The correlations across the different resolutions are very similar again! 0.71 is strong, that means for Emmons Glacier 50.04% of the variation in snowmelt timing date can be explained by elevation. Slope has a strong correlation too with 0.41.
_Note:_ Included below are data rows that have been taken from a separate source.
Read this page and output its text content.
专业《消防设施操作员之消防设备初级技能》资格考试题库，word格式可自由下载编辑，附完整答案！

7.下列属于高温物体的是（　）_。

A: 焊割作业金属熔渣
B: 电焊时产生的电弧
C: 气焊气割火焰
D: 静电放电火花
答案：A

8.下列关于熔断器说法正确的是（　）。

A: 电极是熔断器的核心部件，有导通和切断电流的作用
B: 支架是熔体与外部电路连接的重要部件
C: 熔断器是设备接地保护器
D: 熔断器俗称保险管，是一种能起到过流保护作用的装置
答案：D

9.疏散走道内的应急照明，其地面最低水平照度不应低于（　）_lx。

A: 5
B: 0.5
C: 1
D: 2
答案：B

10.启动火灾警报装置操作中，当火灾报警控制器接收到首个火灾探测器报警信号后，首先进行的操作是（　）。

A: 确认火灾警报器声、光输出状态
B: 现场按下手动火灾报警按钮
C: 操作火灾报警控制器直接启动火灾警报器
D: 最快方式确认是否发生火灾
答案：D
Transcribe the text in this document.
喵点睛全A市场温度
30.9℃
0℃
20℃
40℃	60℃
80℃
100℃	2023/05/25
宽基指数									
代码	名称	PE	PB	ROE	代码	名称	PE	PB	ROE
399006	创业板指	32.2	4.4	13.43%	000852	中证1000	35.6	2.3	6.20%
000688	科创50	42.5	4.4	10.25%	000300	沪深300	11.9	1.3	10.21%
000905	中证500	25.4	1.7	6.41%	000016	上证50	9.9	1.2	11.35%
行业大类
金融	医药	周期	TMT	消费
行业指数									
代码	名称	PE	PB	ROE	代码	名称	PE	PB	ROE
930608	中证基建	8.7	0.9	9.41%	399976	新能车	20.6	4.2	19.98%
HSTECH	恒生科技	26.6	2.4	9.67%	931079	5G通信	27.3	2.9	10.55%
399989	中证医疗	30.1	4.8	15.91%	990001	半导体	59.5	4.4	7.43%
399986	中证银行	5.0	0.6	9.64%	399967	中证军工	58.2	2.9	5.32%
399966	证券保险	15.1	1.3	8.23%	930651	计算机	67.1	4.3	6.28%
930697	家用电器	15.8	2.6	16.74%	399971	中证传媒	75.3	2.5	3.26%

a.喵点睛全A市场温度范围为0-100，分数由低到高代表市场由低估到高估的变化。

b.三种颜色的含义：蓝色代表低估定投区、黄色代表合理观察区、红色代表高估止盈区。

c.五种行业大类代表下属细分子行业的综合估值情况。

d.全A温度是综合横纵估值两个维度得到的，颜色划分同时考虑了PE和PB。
An aside: what are the more local controls on snowmelt timing?¶

In [58]:

f,ax=plt.subplots(1,3,figsize=(40,8),sharex=True,sharey=True)
stats_emmons_glacier_mask_ds['runoff_dates'].plot(ax=ax[0],cmap='twilight',vmin=0,vmax=365)
stats_emmons_glacier_mask_ds['runoff_prediction'].plot(ax=ax[1],cmap='twilight',vmin=0,vmax=365)
stats_emmons_glacier_mask_ds['residual'] = stats_emmons_glacier_mask_ds['runoff_dates']-stats_emmons_glacier_mask_ds['runoff_prediction']
stats_emmons_glacier_mask_ds['residual'].plot(ax=ax[2],cmap='RdBu',vmin=-100,vmax=100)
ax[0].set_title('Backscatter-derived Snowmelt Runoff Onset DOY \nEmmons Glacier \n20m Resolution')
ax[1].set_title('Backscatter-derived Snowmelt Runoff Onset DOY MLS Prediction \nEmmons Glacier \n20m Resolution')
ax[2].set_title('Backscatter-derived Snowmelt Runoff Onset DOY Residual \nEmmons Glacier \n20m Resolution')

Out[58]:

Text(0.5, 1.0, 'Backscatter-derived Snowmelt Runoff Onset DOY Residual \nEmmons Glacier \n20m Resolution')

Can capture general trends well, more localized variability unaccounted for. Predicting on slope helps at the glacier scale, but not all that much. Could focus on areas without much elevation change to pull out other explanatory variables. Blue is later in the year than prediction, red is earlier than prediction for the residual plot.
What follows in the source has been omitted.